I know we’re all used to it by now, but there’s yet another reason to believe that Bush was full of shit when he said Iraq had weapons of mass destruction and we needed to invade. From the keyboard of Molly Ivins:
The latest development to which the only appropriate response is “Huh” is the news that the “mobile weapons labs” introduced to us by President Bush before the war as conclusive evidence of weapons of mass destruction in Iraq were not evidence — conclusive or otherwise — of WMD and were not, in fact, mobile weapons labs.
The only thing new here is the news that George W. Bush probably knew a couple of days before he talked about them in public that the Defense Intelligence Agency had found they were not mobile weapons labs.

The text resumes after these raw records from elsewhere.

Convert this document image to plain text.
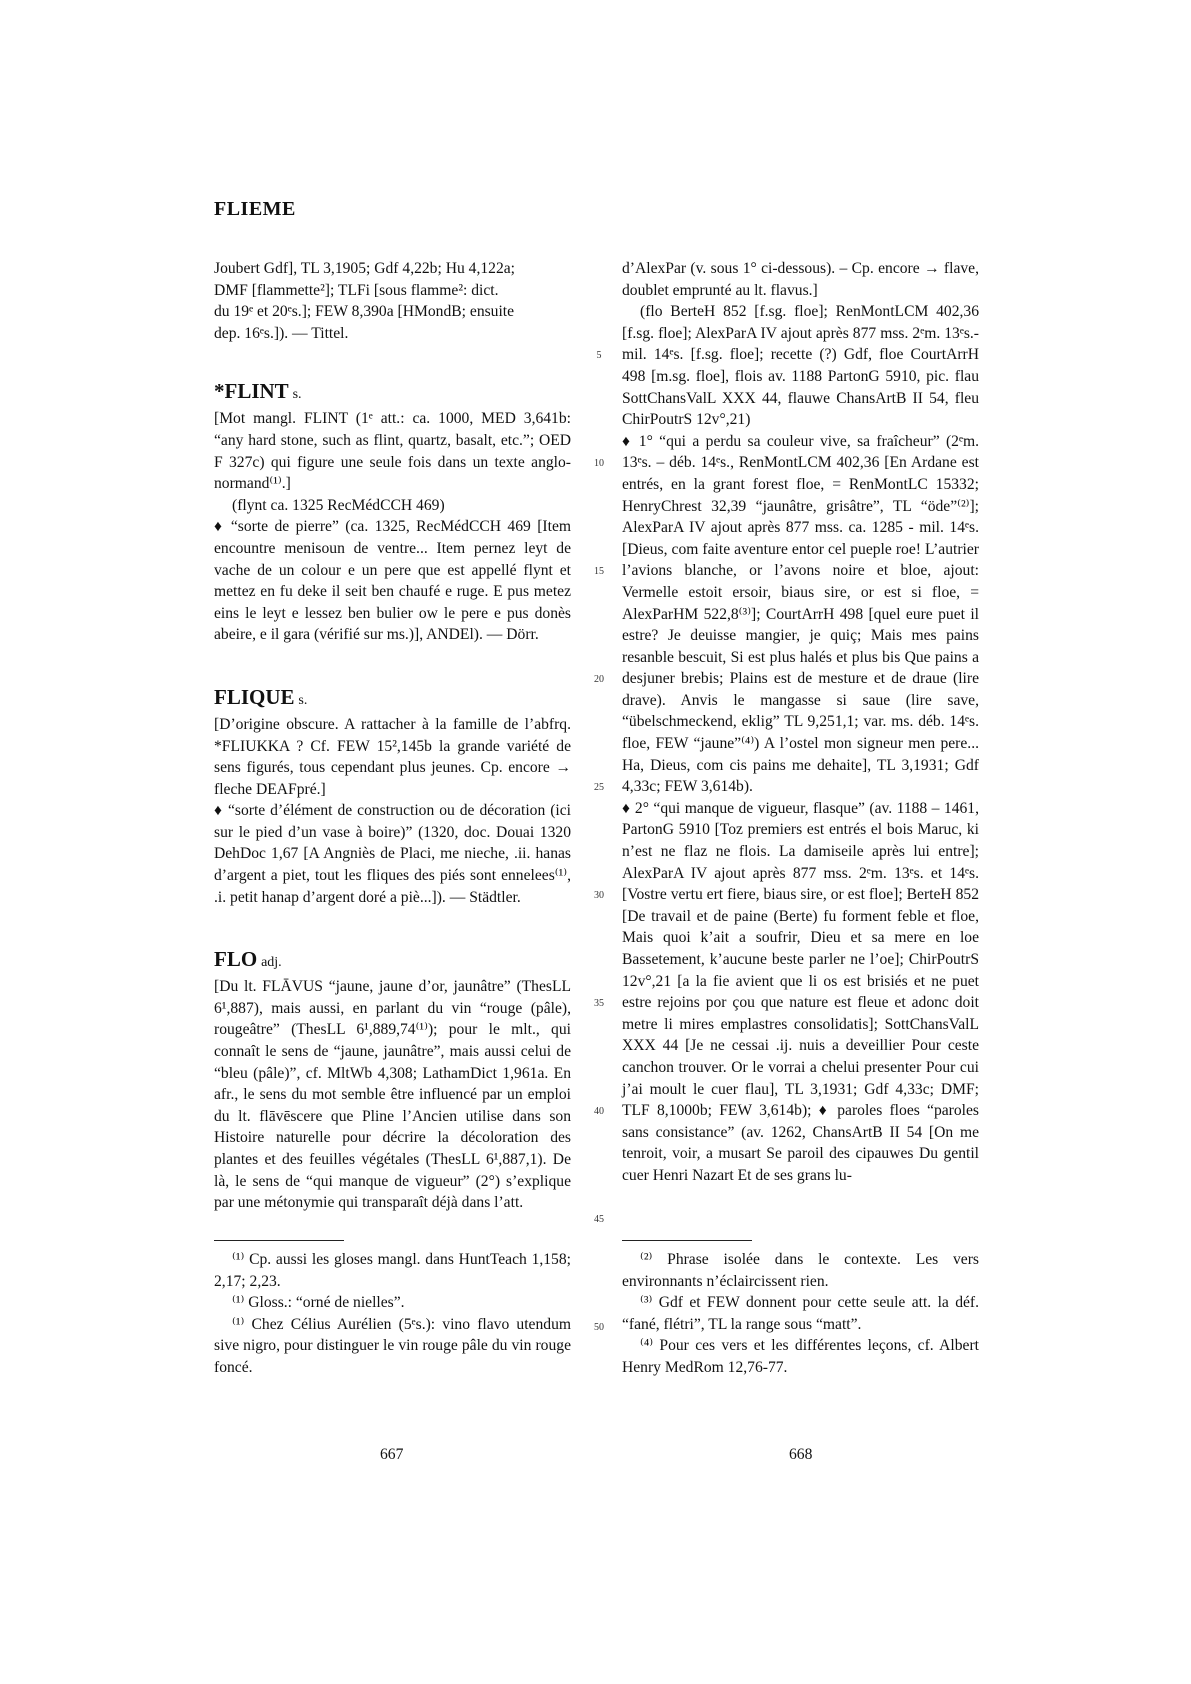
FLIEME

Joubert Gdf], TL 3,1905; Gdf 4,22b; Hu 4,122a;

DMF [flammette²]; TLFi [sous flamme²: dict.

du 19ᵉ et 20ᵉs.]; FEW 8,390a [HMondB; ensuite

dep. 16ᵉs.]). — Tittel.

*FLINT s.

[Mot mangl. FLINT (1ᵉ att.: ca. 1000, MED 3,641b: “any hard stone, such as flint, quartz, basalt, etc.”; OED F 327c) qui figure une seule fois dans un texte anglo-normand⁽¹⁾.]

(flynt ca. 1325 RecMédCCH 469)

♦ “sorte de pierre” (ca. 1325, RecMédCCH 469 [Item encountre menisoun de ventre... Item pernez leyt de vache de un colour e un pere que est appellé flynt et mettez en fu deke il seit ben chaufé e ruge. E pus metez eins le leyt e lessez ben bulier ow le pere e pus donès abeire, e il gara (vérifié sur ms.)], ANDEl). — Dörr.

FLIQUE s.

[D’origine obscure. A rattacher à la famille de l’abfrq. *FLIUKKA ? Cf. FEW 15²,145b la grande variété de sens figurés, tous cependant plus jeunes. Cp. encore → fleche DEAFpré.]

♦ “sorte d’élément de construction ou de décoration (ici sur le pied d’un vase à boire)” (1320, doc. Douai 1320 DehDoc 1,67 [A Angniès de Placi, me nieche, .ii. hanas d’argent a piet, tout les fliques des piés sont ennelees⁽¹⁾, .i. petit hanap d’argent doré a piè...]). — Städtler.

FLO adj.

[Du lt. FLĀVUS “jaune, jaune d’or, jaunâtre” (ThesLL 6¹,887), mais aussi, en parlant du vin “rouge (pâle), rougeâtre” (ThesLL 6¹,889,74⁽¹⁾); pour le mlt., qui connaît le sens de “jaune, jaunâtre”, mais aussi celui de “bleu (pâle)”, cf. MltWb 4,308; LathamDict 1,961a. En afr., le sens du mot semble être influencé par un emploi du lt. flāvēscere que Pline l’Ancien utilise dans son Histoire naturelle pour décrire la décoloration des plantes et des feuilles végétales (ThesLL 6¹,887,1). De là, le sens de “qui manque de vigueur” (2°) s’explique par une métonymie qui transparaît déjà dans l’att.

⁽¹⁾ Cp. aussi les gloses mangl. dans HuntTeach 1,158; 2,17; 2,23.

⁽¹⁾ Gloss.: “orné de nielles”.

⁽¹⁾ Chez Célius Aurélien (5ᵉs.): vino flavo utendum sive nigro, pour distinguer le vin rouge pâle du vin rouge foncé.

d’AlexPar (v. sous 1° ci-dessous). – Cp. encore → flave, doublet emprunté au lt. flavus.]

(flo BerteH 852 [f.sg. floe]; RenMontLCM 402,36 [f.sg. floe]; AlexParA IV ajout après 877 mss. 2ᵉm. 13ᵉs.-mil. 14ᵉs. [f.sg. floe]; recette (?) Gdf, floe CourtArrH 498 [m.sg. floe], flois av. 1188 PartonG 5910, pic. flau SottChansValL XXX 44, flauwe ChansArtB II 54, fleu ChirPoutrS 12v°,21)

♦ 1° “qui a perdu sa couleur vive, sa fraîcheur” (2ᵉm. 13ᵉs. – déb. 14ᵉs., RenMontLCM 402,36 [En Ardane est entrés, en la grant forest floe, = RenMontLC 15332; HenryChrest 32,39 “jaunâtre, grisâtre”, TL “öde”⁽²⁾]; AlexParA IV ajout après 877 mss. ca. 1285 - mil. 14ᵉs. [Dieus, com faite aventure entor cel pueple roe! L’autrier l’avions blanche, or l’avons noire et bloe, ajout: Vermelle estoit ersoir, biaus sire, or est si floe, = AlexParHM 522,8⁽³⁾]; CourtArrH 498 [quel eure puet il estre? Je deuisse mangier, je quiç; Mais mes pains resanble bescuit, Si est plus halés et plus bis Que pains a desjuner brebis; Plains est de mesture et de draue (lire drave). Anvis le mangasse si saue (lire save, “übelschmeckend, eklig” TL 9,251,1; var. ms. déb. 14ᵉs. floe, FEW “jaune”⁽⁴⁾) A l’ostel mon signeur men pere... Ha, Dieus, com cis pains me dehaite], TL 3,1931; Gdf 4,33c; FEW 3,614b).

♦ 2° “qui manque de vigueur, flasque” (av. 1188 – 1461, PartonG 5910 [Toz premiers est entrés el bois Maruc, ki n’est ne flaz ne flois. La damiseile après lui entre]; AlexParA IV ajout après 877 mss. 2ᵉm. 13ᵉs. et 14ᵉs. [Vostre vertu ert fiere, biaus sire, or est floe]; BerteH 852 [De travail et de paine (Berte) fu forment feble et floe, Mais quoi k’ait a soufrir, Dieu et sa mere en loe Bassetement, k’aucune beste parler ne l’oe]; ChirPoutrS 12v°,21 [a la fie avient que li os est brisiés et ne puet estre rejoins por çou que nature est fleue et adonc doit metre li mires emplastres consolidatis]; SottChansValL XXX 44 [Je ne cessai .ij. nuis a deveillier Pour ceste canchon trouver. Or le vorrai a chelui presenter Pour cui j’ai moult le cuer flau], TL 3,1931; Gdf 4,33c; DMF; TLF 8,1000b; FEW 3,614b); ♦ paroles floes “paroles sans consistance” (av. 1262, ChansArtB II 54 [On me tenroit, voir, a musart Se paroil des cipauwes Du gentil cuer Henri Nazart Et de ses grans lu-

⁽²⁾ Phrase isolée dans le contexte. Les vers environnants n’éclaircissent rien.

⁽³⁾ Gdf et FEW donnent pour cette seule att. la déf. “fané, flétri”, TL la range sous “matt”.

⁽⁴⁾ Pour ces vers et les différentes leçons, cf. Albert Henry MedRom 12,76-77.

5
10
15
20
25
30
35
40
45
50
667	668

OK, given everything we already know about the lies before the war, this is not particularly startling — although I do think it’ long past time we stopped referring to the campaign of disinformation and false information that we were fed as anything but lies. No, the startling and funny part of the “mobile weapons lab” lie is the administration’s defense of it, which is so batty it’s an instant classic.

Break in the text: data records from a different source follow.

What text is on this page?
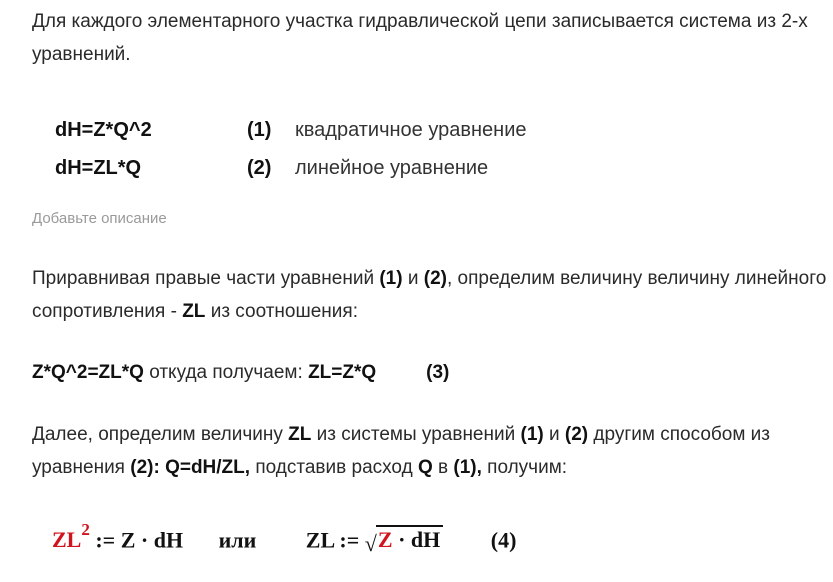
Для каждого элементарного участка гидравлической цепи записывается система из 2-х уравнений.
dH=Z*Q^2	(1) квадратичное уравнение
dH=ZL*Q	(2) линейное уравнение
Добавьте описание
Приравнивая правые части уравнений (1) и (2), определим величину величину линейного сопротивления - ZL из соотношения:
Z*Q^2=ZL*Q откуда получаем: ZL=Z*Q	(3)
Далее, определим величину ZL из системы уравнений (1) и (2) другим способом из уравнения (2): Q=dH/ZL, подставив расход Q в (1), получим:
$ZL^2$ := Z · dH или ZL := √Z · dH (4)
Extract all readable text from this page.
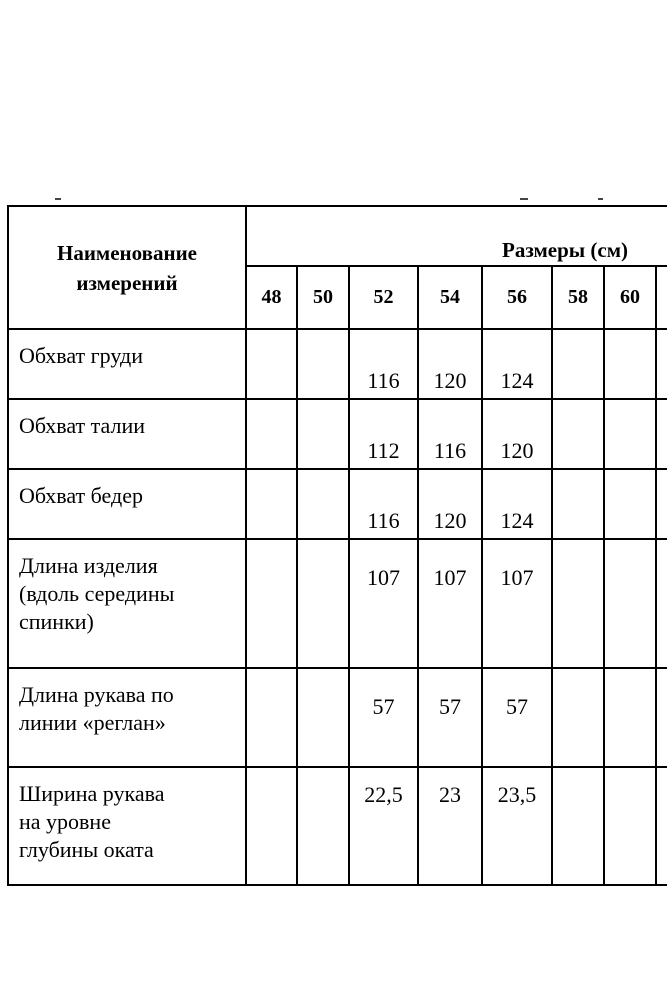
Наименование
измерений	Размеры (см)							
	48	50	52	54	56	58	60	
Обхват груди			116	120	124			
Обхват талии			112	116	120			
Обхват бедер			116	120	124			

Длина изделия
(вдоль середины
спинки)			107	107	107			

Длина рукава по
линии «реглан»			57	57	57			

Ширина рукава
на уровне
глубины оката			22,5	23	23,5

Yes, once again the President lied us into war. It’s severely disconcerting that all this mounting evidence is doing dickall to stop him, to the point where a mere censure is looked upon as crazy.
Of course, let’s have the President’s men have their amusing little say, see how they’re explaining it away this time…
The Bush administration yesterday denounced a Washington Post report that questioned the handling of postwar intelligence on alleged Iraqi biological weapons labs. A White House spokesman acknowledged that President Bush’s assertions about the suspected labs were in error but said this was caused by flawed intelligence work rather than an effort to mislead.
Bush press secretary Scott McClellan criticized the article as “reckless” for what he said was an “impression” that Bush had knowingly misled the American public about the two Iraqi trailers seized by U.S. and Kurdish fighters weeks after the Iraqi invasion began. On May 29, 2003, Bush described the trailers in a television interview as “biological laboratories” and said, “We have found the weapons of mass destruction.”
How many times is the CIA going to jump on grenades meant for Bush?
But seriously, this is almost tedious in its predictability. More evidence damning Bush, and more unbelievable lies spilling out of the White House. Is he trying to out-bore his way into keeping his job, or what?